Presented By O'Reilly and Cloudera
Make Data Work
March 28–29, 2016: Training
March 29–31, 2016: Conference
San Jose, CA

How to make analytic operations look more like DevOps: Lessons learned moving machine-learning algorithms to production environments

Robert Grossman (University of Chicago)
2:40pm–3:20pm Wednesday, 03/30/2016
Average rating: ***..
(3.86, 14 ratings)

Prerequisite knowledge

Participants should have some experience working with IT to move machine-learning algorithms to production environments.

Description

Robert Grossman discusses some lessons learned moving machine-learning algorithms usually run manually by data scientists to operational environments where they run automatically on the new data that arrives each day. Robert offers three case studies in order to extract several techniques that have consistently proved useful and discuss how best these techniques can be used in practice: the first case study deals with the development of a system to analyze genomic datasets; the second describes the development of a system for the daily processing of new hyperspectral images to look for patterns of interest; and the third involves the incremental improvement of an algorithm for change detection run on streaming data.

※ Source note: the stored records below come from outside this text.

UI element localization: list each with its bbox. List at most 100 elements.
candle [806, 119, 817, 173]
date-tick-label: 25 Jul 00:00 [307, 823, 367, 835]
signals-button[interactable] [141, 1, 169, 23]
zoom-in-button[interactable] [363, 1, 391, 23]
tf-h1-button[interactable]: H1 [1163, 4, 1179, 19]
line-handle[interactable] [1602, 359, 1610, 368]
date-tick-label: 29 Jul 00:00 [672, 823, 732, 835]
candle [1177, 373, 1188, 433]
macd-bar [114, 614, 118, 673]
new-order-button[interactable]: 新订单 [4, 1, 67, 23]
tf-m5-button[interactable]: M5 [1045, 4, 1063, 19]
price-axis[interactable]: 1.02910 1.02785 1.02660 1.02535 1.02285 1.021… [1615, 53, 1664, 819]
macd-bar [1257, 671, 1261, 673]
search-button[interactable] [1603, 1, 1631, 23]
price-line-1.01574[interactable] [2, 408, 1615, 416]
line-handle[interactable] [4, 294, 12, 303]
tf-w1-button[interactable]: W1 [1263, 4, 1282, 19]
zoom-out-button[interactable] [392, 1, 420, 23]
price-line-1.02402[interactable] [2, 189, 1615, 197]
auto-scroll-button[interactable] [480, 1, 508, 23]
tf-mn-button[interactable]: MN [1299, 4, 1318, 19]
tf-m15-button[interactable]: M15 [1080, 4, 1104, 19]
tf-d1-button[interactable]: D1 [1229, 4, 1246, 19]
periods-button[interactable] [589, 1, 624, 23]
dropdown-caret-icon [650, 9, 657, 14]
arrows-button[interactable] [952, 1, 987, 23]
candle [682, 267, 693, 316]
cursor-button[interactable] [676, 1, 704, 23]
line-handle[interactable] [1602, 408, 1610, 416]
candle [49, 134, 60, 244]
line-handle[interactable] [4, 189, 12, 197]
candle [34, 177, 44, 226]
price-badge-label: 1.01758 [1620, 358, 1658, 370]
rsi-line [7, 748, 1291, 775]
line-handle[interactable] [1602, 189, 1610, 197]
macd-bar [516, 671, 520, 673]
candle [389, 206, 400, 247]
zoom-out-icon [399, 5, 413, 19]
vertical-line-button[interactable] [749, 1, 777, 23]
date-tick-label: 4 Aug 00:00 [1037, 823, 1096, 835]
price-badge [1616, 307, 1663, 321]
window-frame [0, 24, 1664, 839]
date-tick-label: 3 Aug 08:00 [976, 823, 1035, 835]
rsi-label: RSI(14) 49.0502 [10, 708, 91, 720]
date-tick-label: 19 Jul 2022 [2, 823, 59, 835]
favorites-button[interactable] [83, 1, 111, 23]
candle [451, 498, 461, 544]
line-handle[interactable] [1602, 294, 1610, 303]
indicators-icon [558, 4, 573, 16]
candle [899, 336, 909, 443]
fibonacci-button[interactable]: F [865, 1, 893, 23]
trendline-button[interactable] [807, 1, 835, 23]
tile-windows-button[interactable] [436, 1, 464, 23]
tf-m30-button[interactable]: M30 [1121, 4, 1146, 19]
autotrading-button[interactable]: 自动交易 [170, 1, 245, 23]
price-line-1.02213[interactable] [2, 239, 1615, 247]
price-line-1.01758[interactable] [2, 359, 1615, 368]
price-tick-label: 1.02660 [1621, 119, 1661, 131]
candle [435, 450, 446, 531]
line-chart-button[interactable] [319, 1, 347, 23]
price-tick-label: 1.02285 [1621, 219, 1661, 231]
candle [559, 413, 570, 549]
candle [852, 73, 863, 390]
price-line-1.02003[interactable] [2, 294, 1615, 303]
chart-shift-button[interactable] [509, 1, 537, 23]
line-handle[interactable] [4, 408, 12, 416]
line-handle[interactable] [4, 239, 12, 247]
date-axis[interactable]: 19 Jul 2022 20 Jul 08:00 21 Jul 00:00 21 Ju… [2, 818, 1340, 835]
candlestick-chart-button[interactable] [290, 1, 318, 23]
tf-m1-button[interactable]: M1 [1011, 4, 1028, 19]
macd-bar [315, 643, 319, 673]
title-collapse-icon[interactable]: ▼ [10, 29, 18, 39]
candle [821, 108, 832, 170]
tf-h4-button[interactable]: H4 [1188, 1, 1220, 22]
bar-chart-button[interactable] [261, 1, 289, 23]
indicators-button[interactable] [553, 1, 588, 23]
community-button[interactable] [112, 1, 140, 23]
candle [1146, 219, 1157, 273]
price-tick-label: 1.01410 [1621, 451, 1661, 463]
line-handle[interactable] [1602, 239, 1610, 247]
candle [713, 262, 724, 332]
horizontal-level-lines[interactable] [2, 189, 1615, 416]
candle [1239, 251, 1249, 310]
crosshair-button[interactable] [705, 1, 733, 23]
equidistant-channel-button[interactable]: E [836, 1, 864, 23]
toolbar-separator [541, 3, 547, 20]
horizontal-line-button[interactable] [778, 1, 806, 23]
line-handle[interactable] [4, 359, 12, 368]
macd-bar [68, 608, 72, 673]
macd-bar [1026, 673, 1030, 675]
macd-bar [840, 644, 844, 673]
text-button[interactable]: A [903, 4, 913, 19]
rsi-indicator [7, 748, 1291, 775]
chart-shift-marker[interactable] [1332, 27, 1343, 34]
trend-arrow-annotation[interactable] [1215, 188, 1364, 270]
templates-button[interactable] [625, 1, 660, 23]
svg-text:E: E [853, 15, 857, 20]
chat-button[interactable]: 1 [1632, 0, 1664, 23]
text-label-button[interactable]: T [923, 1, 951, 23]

Topics from these case studies include:

  • Automating the classification of data-quality errors
  • Optimizing the scheduling and running of machine-learning algorithms to maintain throughput
  • Developing dashboards for analytic operations that provide a common operating picture
  • Integrating DevOps with analytic operations
  • Automating the analysis of why some of the algorithms fail on some of the data
  • Why languages for analytic models and analytic workflows are critical to incrementally improving analytic operations
Photo of Robert Grossman

Robert Grossman

University of Chicago

Robert Grossman is a faculty member and the chief research informatics officer in the Biological Sciences Division of the University of Chicago. Robert is the director of the Center for Data Intensive Science (CDIS) and a senior fellow at both the Computation Institute (CI) and the Institute for Genomics and Systems Biology (IGSB). He is also the founder and a partner of the Open Data Group, which specializes in building predictive models over big data. Robert has led the development of open source software tools for analyzing big data (Augustus), distributed computing (Sector), and high-performance networking (UDT). In 1996, he founded Magnify, Inc., which provides data-mining solutions to the insurance industry and was sold to ChoicePoint in 2005. He is also the chair of the Open Cloud Consortium, a not-for-profit that supports the research community by operating cloud infrastructure, such as the Open Science Data Cloud. He blogs occasionally about big data, data science, and data engineering at Rgrossman.com.